For us ordinary mortals, it is sufficient to know that He is the bigod. When a person thinks he is saying "By God!" he is in truth offering a prayer to the only true god, the bigod. Or should that be the bigods? It is a bit confusing.


 

Sunday, October 16, 2022

Mysterious Midsomer Murders Mystery Solved!

I've long been puzzled by certain aspects of Midsomer County, the supposedly fictional English county with a shockingly high murder rate.

First, there's that murder rate itself. So many bodies in such a sparsely settled, idyllic setting! Why is the UK national press on the case? Why aren't the notorious British tabloids permanently ensconced there? Why aren't questions being asked in Parliament?

Second, there's the strange unimportance of time within Midsomer County. Murders there are often the result of events decades, generations, even centuries in the past. Past and present almost seem to coexist within the county.

Third is the question of the exact size and location of Midsomer County. It's a bucolic place, for the most part, with small villages and lots of farm country and open meadoes. Despite that, the total population, based on the number of different characters we've met during the life of the series, must be enormous. Our detective heroes drive over to Reading to get information and then return for the day, and there are residents who work in the City, so we know it's in the south of England, probably one of the Home Counties (but not included in any lists of them!). However, there are people who have lived there their whole lives who nonetheless speak with pronounced Northern accents. There is at a Welshman, DS Ben Jones, who nonetheless grew up there and whose grandmother lives there and knows local gossip from long ago.
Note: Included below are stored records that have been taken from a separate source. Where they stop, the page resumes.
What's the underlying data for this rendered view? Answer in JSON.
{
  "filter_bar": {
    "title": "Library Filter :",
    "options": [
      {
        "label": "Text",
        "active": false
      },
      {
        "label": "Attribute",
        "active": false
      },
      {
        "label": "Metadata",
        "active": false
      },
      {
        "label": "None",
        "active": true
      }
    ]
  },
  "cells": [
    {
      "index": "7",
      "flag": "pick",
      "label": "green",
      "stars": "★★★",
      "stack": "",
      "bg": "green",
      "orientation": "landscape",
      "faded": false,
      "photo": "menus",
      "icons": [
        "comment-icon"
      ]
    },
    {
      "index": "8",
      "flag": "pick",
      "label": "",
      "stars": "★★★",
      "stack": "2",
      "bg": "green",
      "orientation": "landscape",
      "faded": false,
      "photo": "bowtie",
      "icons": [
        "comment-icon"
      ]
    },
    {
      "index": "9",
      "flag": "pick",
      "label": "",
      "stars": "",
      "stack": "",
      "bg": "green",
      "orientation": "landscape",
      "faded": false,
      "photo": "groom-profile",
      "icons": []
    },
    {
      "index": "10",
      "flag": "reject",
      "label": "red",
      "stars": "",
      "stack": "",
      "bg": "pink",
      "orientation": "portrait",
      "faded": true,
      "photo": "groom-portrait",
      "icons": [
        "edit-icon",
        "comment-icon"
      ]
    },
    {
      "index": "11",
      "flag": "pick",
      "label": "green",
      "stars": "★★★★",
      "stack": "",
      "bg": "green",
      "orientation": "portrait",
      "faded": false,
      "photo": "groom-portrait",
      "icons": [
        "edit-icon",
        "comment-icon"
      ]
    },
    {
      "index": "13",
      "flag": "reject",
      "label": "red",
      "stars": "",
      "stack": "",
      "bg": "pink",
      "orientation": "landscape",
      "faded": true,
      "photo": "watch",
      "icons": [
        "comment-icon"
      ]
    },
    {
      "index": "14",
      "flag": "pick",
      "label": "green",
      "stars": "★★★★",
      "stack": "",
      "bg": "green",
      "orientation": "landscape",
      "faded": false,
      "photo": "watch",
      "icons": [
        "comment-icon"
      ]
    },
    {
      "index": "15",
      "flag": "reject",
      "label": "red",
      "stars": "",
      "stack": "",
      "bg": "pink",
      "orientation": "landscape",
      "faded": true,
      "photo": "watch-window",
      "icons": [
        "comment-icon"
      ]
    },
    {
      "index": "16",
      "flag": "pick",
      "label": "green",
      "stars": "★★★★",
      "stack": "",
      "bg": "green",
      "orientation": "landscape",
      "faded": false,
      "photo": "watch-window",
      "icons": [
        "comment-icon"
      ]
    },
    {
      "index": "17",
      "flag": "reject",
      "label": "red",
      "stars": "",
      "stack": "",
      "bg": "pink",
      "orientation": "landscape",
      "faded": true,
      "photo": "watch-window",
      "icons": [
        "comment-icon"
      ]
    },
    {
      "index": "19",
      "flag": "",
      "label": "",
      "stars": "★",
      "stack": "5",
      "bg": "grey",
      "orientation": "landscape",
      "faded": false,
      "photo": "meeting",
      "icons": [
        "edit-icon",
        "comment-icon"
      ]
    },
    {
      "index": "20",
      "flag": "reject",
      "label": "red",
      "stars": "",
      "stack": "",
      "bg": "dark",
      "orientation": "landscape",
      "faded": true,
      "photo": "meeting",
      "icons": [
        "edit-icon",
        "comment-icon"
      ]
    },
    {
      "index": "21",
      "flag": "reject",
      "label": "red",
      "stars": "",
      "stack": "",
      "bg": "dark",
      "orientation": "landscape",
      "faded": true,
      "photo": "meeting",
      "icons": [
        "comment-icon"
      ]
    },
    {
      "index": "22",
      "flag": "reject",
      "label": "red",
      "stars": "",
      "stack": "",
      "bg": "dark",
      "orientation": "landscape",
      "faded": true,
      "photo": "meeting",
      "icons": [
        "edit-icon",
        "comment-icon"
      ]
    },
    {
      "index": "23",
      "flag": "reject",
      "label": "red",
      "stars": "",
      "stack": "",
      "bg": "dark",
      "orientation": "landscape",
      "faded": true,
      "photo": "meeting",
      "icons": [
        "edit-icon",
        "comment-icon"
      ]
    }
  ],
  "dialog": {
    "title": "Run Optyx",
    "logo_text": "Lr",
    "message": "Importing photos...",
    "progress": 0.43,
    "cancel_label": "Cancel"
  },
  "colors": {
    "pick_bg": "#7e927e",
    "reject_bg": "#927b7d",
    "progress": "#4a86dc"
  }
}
Then there's that shapeshifter DCI Barnaby, who is really the same Barnaby throughout the series, despite changing his first name and family members. (Perhaps you see where I'm going with this.) (Perhaps not.) He's always accompanied by a companion, a detective sergeant, who also changes outwardly but not in essential nature.

And finally, and perhaps the most important clue of all, there is this astonishing list of people who have appeared, using different names, in both Midsomer Murders and another popular, supposedly fictional British television series:
https://www.imdb.com/search/name/?roles=tt0118401,tt0056751

In a blinding flash of insight, I realized that Barnaby is a Time Lord and Midsomer County is inside a TARDIS!

Somewhere along an obscure country road outside London stands what appears to be a blue police box. Inside it -- vastly bigger on the inside than the outside -- is Midsomer County, drifting randomly in time and all over the island of Great Britain in space.

How the tabloids would love to get inside that box! But of course, they never will.